Karanovic talks to Screen about making a film as an international co-production, utlising various labs and co-pro markets, and why she makes films about women who defy cultural expectations. 

What inspired you to make this film, taking on the role of mother who defies societal expectations?

I love telling and watching stories about people who fell down and are trying to get back up.

Mirjana Karanovic (300dpi), director

Source: Courtesy of This and That Productions

Mirjana Karanovic

I was intrigued by the situation of a woman of my age who has done everything to feel whole and safe, to have a desirable position in the society and a future for her son. She thinks she has fulfilled all expectations but then the death of her son simply erases everything. I was interested in how she can keep on living and have hopes and motivation.

Both A Good Wife and Mother Mara deal with the meaning of these roles in an ironic way, and with how we play these roles, the role of a good wife or of a mother, what kind of a title it is and what happens when this title is taken away from you. Like an army officer stripped of his rank, what is she left with now?

Mother Mara was made as a multi-national European collaboration. How did that impact on you as  a filmmaker? 

I had associates from countries I’m not acquainted with and whose language I don’t speak, so it was pretty complicated. With some of them I only worked online.
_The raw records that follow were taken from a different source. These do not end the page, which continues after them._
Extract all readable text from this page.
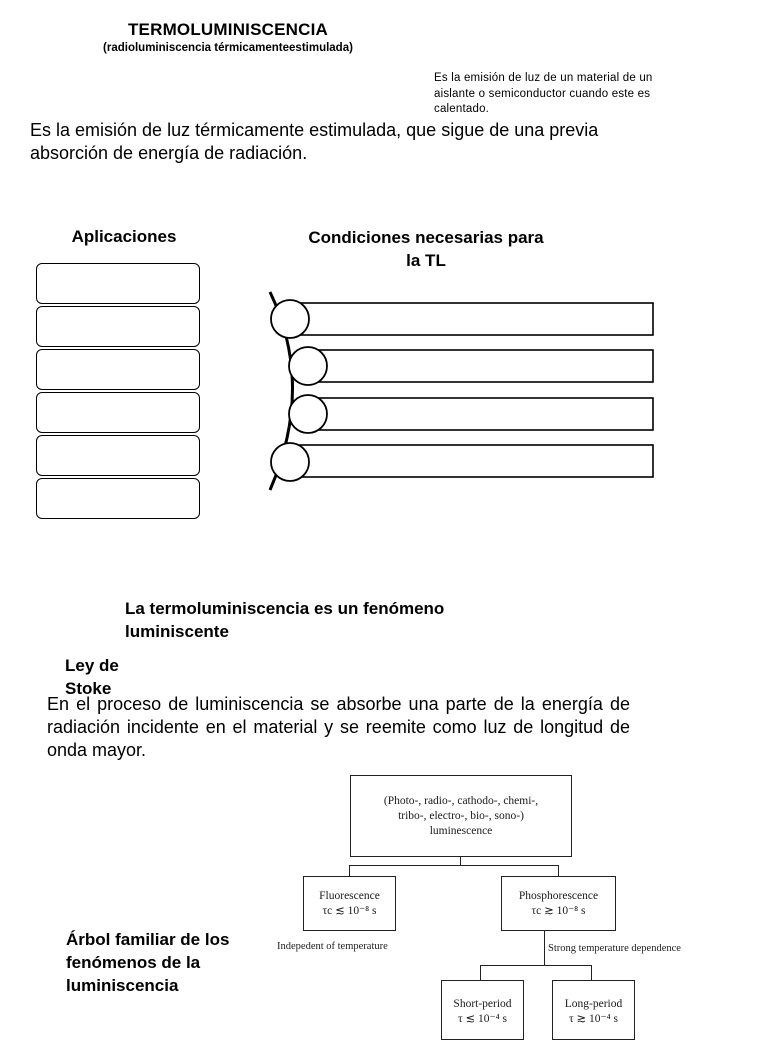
TERMOLUMINISCENCIA
(radioluminiscencia térmicamenteestimulada)
Es la emisión de luz de un material de un aislante o semiconductor cuando este es calentado.
Es la emisión de luz térmicamente estimulada, que sigue de una previa absorción de energía de radiación.
Aplicaciones	Condiciones necesarias para la TL
La termoluminiscencia es un fenómeno luminiscente
Ley de Stoke
En el proceso de luminiscencia se absorbe una parte de la energía de radiación incidente en el material y se reemite como luz de longitud de onda mayor.
Árbol familiar de los fenómenos de la luminiscencia
(Photo-, radio-, cathodo-, chemi-,
tribo-, electro-, bio-, sono-)
luminescence
Fluorescence
τc ≲ 10⁻⁸ s
Indepedent of temperature
Phosphorescence
τc ≳ 10⁻⁸ s
Strong temperature dependence
Short-period
τ ≲ 10⁻⁴ s
Long-period
τ ≳ 10⁻⁴ s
However, it was natural to join forces with Montenegro because of the actor Vučić Perović and set designer Dragana Bacović, and we trusted our old friend Andrea Staka from Okofilm who brought in key contributors.

Paul Thiltges Distributions added a lot of quality to the film as we did excellent post-production and sound mix in Luxembourg.

In addition, Slovenian and Bosnian companies brought in the sound designer, some actors and other crew members.

Which co-production markets and development workshops did you attend with the project? 

We went to Venice Gap-Financing Market in 2021 and Sarajevo’s CineLink in 2019. At both of these markets we spoke to numerous international producers who gave us very useful advice.

I am not a professional screenwriter, I work intuitively and that’s why personal opinions of people I can talk to and get some suggestions from are important to me.

Finally, the last market was Work in Progress in Karlovy Vary in 2023, where our great partners at the international sales agency Antipode got on board. 

How do you believe you have evolved as a filmmaker between your first and second films?

Working on Mother Mara was much more difficult and challenging. Regardless of how much I worked on the scipt, many of the emotional nuances were unclear to me. I kept looking for them during the shooting and I often didn’t have any clear answers. I let them float in between some established views, in a way. If they are so ambivalent, maybe they should stay that way, because life is like that too.

In A Good Wife, the heroine has to conquer her position, she has to reach some goals she had set for herself. In Mother Mara, she had already achieved everything and surrounded herself with walls, it’s a kind of a fortress that suddenly collapses and she stays unprotected.

This situation of complete exposure, a total erosion of the personality and the world around her, for me this is something that’s really hard to understand. When such things happen to me, my first instinct is to run, to disappear. That’s why it was complicated for me as I didn’t have such an experience. I just followed my gut.